20 May 2010

Too Clean

There's the old saying that a little bit of dirt is good for you. Turns out that's actually true. Studies are now showing that our desire for a totally sterile freakishly clean living environment could be causing problems down the line, leading to immunological problems, and ultimately allergies, asthma, multiple sclerosis, and other diseases. The WSJ has an excellent article on the subject.

Over the past decade I've observed a change in cleaning products, as well as an explosion of new brands and advertising claims. The main selling points these days seem to be one of two things: "Now kills XX% of germs!" or "Biodegradable and phosphate free! Unscented! Hypoallergenic!"
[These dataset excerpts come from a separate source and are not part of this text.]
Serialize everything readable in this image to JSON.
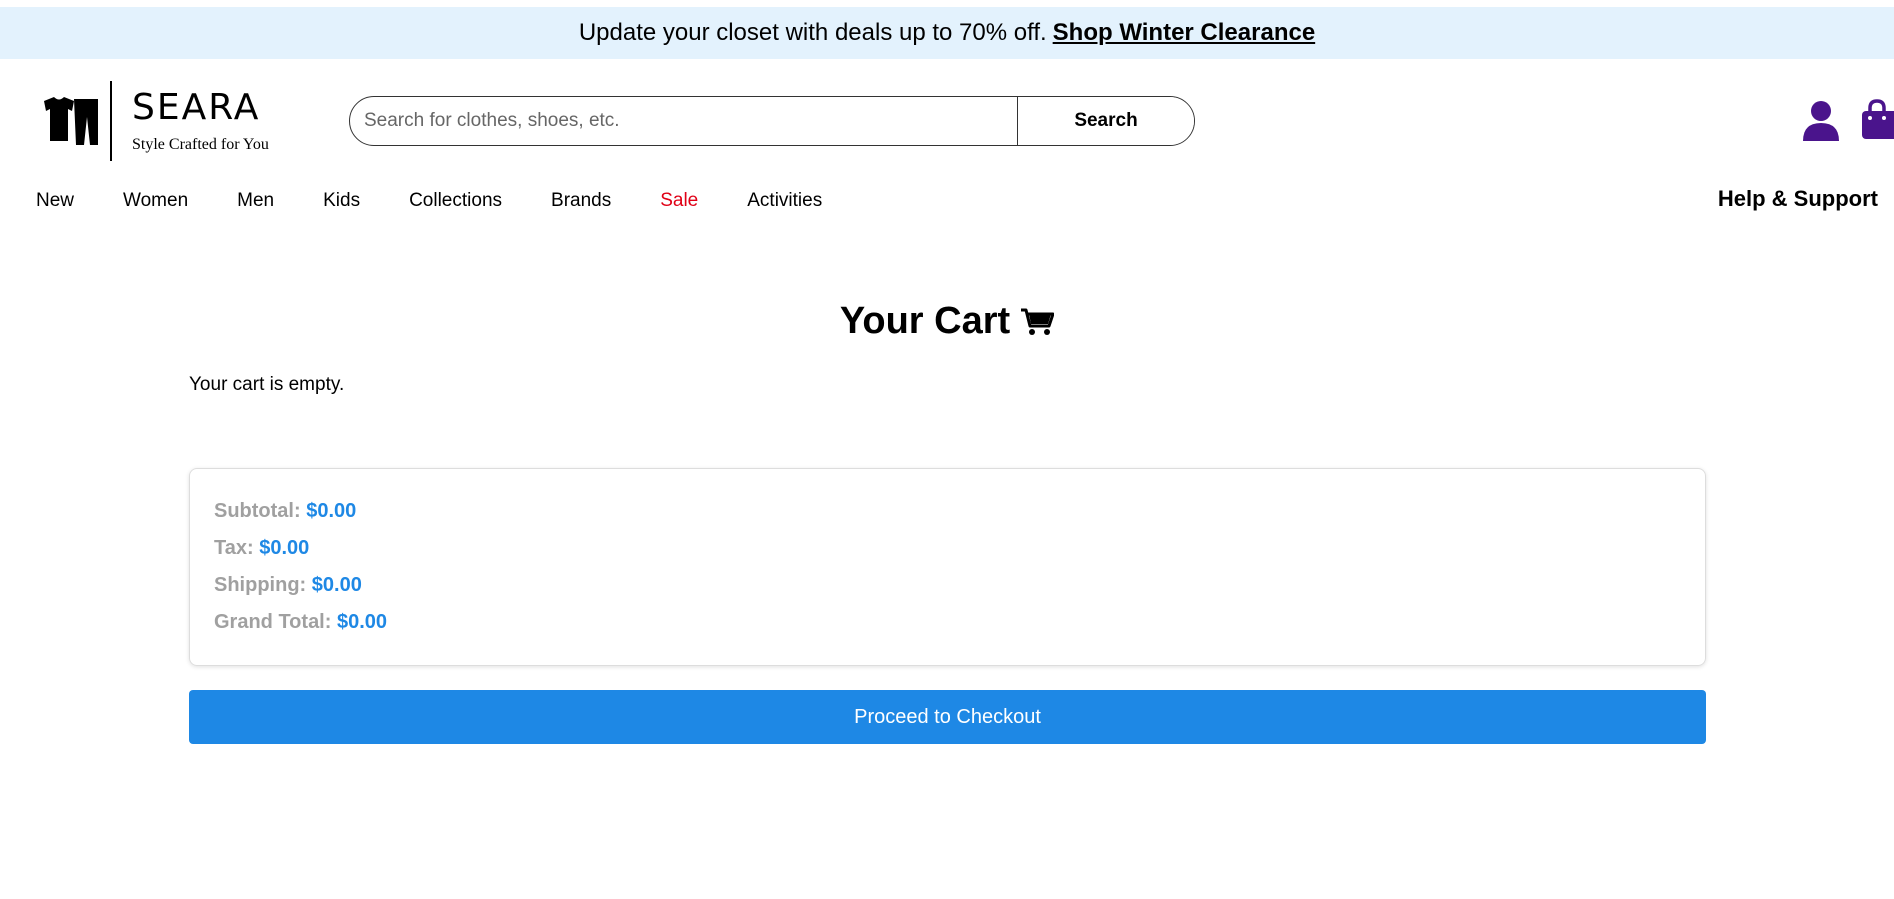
{
  "promo": {
    "text": "Update your closet with deals up to 70% off.",
    "link": "Shop Winter Clearance"
  },
  "logo": {
    "name": "SEARA",
    "tagline": "Style Crafted for You"
  },
  "search": {
    "placeholder": "Search for clothes, shoes, etc.",
    "button_label": "Search"
  },
  "icons": {
    "brand_color": "#4a148c"
  },
  "nav": {
    "items": [
      "New",
      "Women",
      "Men",
      "Kids",
      "Collections",
      "Brands",
      "Sale",
      "Activities"
    ],
    "sale_color": "#e00016",
    "help": "Help & Support"
  },
  "cart": {
    "title": "Your Cart",
    "empty_message": "Your cart is empty.",
    "summary": {
      "subtotal_label": "Subtotal:",
      "subtotal_value": "$0.00",
      "tax_label": "Tax:",
      "tax_value": "$0.00",
      "shipping_label": "Shipping:",
      "shipping_value": "$0.00",
      "grand_total_label": "Grand Total:",
      "grand_total_value": "$0.00"
    },
    "checkout_label": "Proceed to Checkout",
    "accent_color": "#1e88e5"
  }
}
As a kid I remember cleaning products being simpler. Granted they contained things we now know to be toxic and dangerous. But this preoccupation with sterilizing our surroundings seems to have gone a bit overboard, and is now endangering the health of the next generation. Another dimension to this problem is the prevalence of antibiotics used in soaps, shampoos, body washes, hand gels, and of course in our food (a Grist article details the food issue nicely). We are a nation of clean freaks, but our penchant for being beyond squeaky clean (perhaps screamingly clean?) has given rise to two distinct problems: a lack of dirtiness which later causes disease, and the rise of the resistant super bacteria which ALSO causes disease. Double trouble.

On a More Personal Note

I'm almost finished putting in the garden, and will soon be growing far more vegetables than my partner and I can reasonably eat (so I'll be giving a lot away to the rest of my family). My partner is also involved in a sustainability project for a university class, and has decided to build a chicken tractor from recycled materials. To make it even better, the tools we're using were checked out from the North Portland Tool Library (rather than buying everything ourselves). Saves money AND everything gets re-used week after week. We make an effort to be sustainable in our everyday life. But all of this has really gotten me thinking...

What does it REALLY mean to be sustainable?

I'll tell you what it means: everything in your life must be one hundred percent recyclable, and all energy used must be one hundred percent renewable.

And why is this the ONLY way to be sustainable? Because if we create anything that cannot be recycled, using non-renewable energy, we lose. We lose the matter used in the items creation, we lose the energy used to create it, we lose the mass used to create the energy. We lose these things, and if they come back around at all, it will be in a form we likely cannot utilize. At some point, we will run out of matter. We will carve up our planet in search of resources which we will transform into wondrous things, resources which will never return to their natural state, and will forever be lost to us.

Our planet is a finite thing. Get that through your head.
Finite. Limited. Fixed. Restricted. Determinate.

Stop pretending our world is endless.